James Murphy Says His Tumor Not Cancerous

Because James Murphy’s face is not hotter than that cleavage and because her boobs make me feel less bummed about tumors

That’s a fucking relief and a half.

Florida-based producer James Murphy — best known for his guitar work with Testament, Death, Obituary, Disincarnate, and, oddly, Cancer — recently revealed a new growth, close to where he had those cancerous tumors removed in 2001, had been discovered, but that it was small.

Now, he’s saying that it’s not cancerous. Surgery is not needed, and the tumor will be treated pharmacologically.

“A lot of you keep saying the ‘C’ word… I’ve been as clear as possible from the start that my tumor was/is, as I’ve understood [from] my doctors, not cancerous,” he says.

“At least not of the kind that spreads rampantly around the body. It was quite large originally, and I was close to the worst of all possible outcomes before the surgery that saved my life in 2001, but my tumor was/is a fully encapsulated pituitary adenoma.

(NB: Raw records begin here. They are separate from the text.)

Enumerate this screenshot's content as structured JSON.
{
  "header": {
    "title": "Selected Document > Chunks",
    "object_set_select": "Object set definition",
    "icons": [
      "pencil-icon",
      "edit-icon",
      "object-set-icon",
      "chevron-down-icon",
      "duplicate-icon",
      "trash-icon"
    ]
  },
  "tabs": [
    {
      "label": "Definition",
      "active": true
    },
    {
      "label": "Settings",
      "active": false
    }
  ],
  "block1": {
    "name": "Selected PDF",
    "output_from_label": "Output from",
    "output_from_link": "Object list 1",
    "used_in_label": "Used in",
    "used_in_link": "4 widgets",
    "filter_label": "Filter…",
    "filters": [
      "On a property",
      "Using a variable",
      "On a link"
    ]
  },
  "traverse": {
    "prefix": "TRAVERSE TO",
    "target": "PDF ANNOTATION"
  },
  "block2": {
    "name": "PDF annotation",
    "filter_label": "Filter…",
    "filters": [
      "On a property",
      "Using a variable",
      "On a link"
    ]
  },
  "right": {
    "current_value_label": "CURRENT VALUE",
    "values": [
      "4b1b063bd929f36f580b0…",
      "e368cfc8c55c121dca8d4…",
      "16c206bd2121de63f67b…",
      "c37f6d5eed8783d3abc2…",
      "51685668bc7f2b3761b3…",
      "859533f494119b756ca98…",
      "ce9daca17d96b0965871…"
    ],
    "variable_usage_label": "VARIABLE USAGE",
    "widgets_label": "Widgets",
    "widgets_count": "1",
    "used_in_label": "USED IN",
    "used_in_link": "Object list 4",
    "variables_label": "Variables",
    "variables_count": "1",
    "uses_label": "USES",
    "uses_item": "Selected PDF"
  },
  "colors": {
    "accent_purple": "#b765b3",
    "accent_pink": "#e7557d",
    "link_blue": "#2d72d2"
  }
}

“I know it’s a fairly normal response to the word ‘tumor’ to think of cancerous tumors, but I don’t want to detract from the plights of those with actual malignancies by not correcting the misperception that mine is of that nature,” Murphy adds. “The tumor I have can grow, and has grown a bit since my previous MRI from 18 months ago, and that can cause serious problems for me certainly, even death were it to grow large enough again… but it won’t spread into other structures; it can only grow larger and push into other organs, putting pressure on them or strangling them. That’s my understanding at least, and is why I was nearly blind when it was discovered originally, as it had pushed outward to my optic nerves… and also why I had memory issues, as it pressed into other parts of my brain from below.”

“As long as it’s inhibited from getting larger, I’ll be OK… I’ll have to take a prescription to inhibit its growth for the rest of my life, as well as a couple other ‘scripts to normalize the hormone issues caused by the fact that the tumor is on, and essentially part of, the pituitary gland,” he says. “I may have to receive radiation therapy at some point or in the worst case even another surgery, as was my recent scare, but from this particular type of tumor there is no worry of it spreading to other organs or lymph nodes, etc… only the concern of keeping it from becoming larger. The tumor nearly did take me out once, and could yet do so if it began growing unchecked again, so it’s a very serious condition… but it’s not a malignant cancer.”